Ryan heaved out of his chair. “I’m famished. Let’s celebrate with something from your fridge.” Ryan was going to eat me out of house and home before Rose and the kids returned from her parents’ cottage. Still, it was nice to have him around to myself every night to talk things over. I knew I’d miss his nightly company when Rose got back. Oh sure, I’d get my fill by visiting them as I always had, but it wasn’t the same. I wouldn’t have his undivided attention. I thought of Patrick then, as Ryan and I linked arms and walked across the farmyard and down the road to my house.
The sun was spilling its guts all over my porch when we got there. I threw some steaks on the barbecue and Ryan made a salad. The crickets serenaded us as we continued our conversation on the porch.
“How the hell did you make the connection?” he asked.

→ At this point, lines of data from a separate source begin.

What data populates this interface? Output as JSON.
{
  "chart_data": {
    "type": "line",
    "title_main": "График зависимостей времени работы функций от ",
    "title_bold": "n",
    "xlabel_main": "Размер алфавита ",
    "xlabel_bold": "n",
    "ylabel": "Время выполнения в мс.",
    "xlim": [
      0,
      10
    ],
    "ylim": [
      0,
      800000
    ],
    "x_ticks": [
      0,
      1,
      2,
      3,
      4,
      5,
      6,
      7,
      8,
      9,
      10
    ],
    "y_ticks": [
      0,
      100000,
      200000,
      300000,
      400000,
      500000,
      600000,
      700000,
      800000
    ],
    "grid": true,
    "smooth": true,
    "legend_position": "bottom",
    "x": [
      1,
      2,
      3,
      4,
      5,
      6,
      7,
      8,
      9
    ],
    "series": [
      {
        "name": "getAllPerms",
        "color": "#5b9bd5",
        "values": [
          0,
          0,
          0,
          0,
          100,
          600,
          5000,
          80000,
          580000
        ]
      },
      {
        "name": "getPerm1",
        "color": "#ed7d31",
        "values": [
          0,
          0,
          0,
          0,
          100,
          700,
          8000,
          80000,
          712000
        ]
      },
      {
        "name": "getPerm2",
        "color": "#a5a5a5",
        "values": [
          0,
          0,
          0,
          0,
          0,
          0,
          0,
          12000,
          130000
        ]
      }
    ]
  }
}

“The baseball game, a necklace, and that crumpled scrap of paper I found by Diamond’s pack.” I told Ryan what I thought I’d read on the paper. “Anyway, Shannon had a necklace with a tooth embedded in silver. She told me it was a cougar tooth and that Diamond had found it in Florida. I didn’t make the connection then, but when I listened to the uproar as the Panthers won the game I realized that what was written on that smudged scrap of paper wasn’t ‘antlers’ at all. It could just as easily be ‘panthers,’ another name for cougars. I suddenly figured the cat with no statistics might have no stats for a reason.”
“You’re talking about a career-making discovery here, and he sits on it? Why didn’t he break the news earlier instead of radio-collaring the beast and following it around for a few months?”
“He wanted solid, irrefutable proof I guess. Not just a photo of a cougar but a photo of a cougar with cubs! What a coup! He’d never lack for grant money again.”
I was on a roll. Theories leaping all over the place.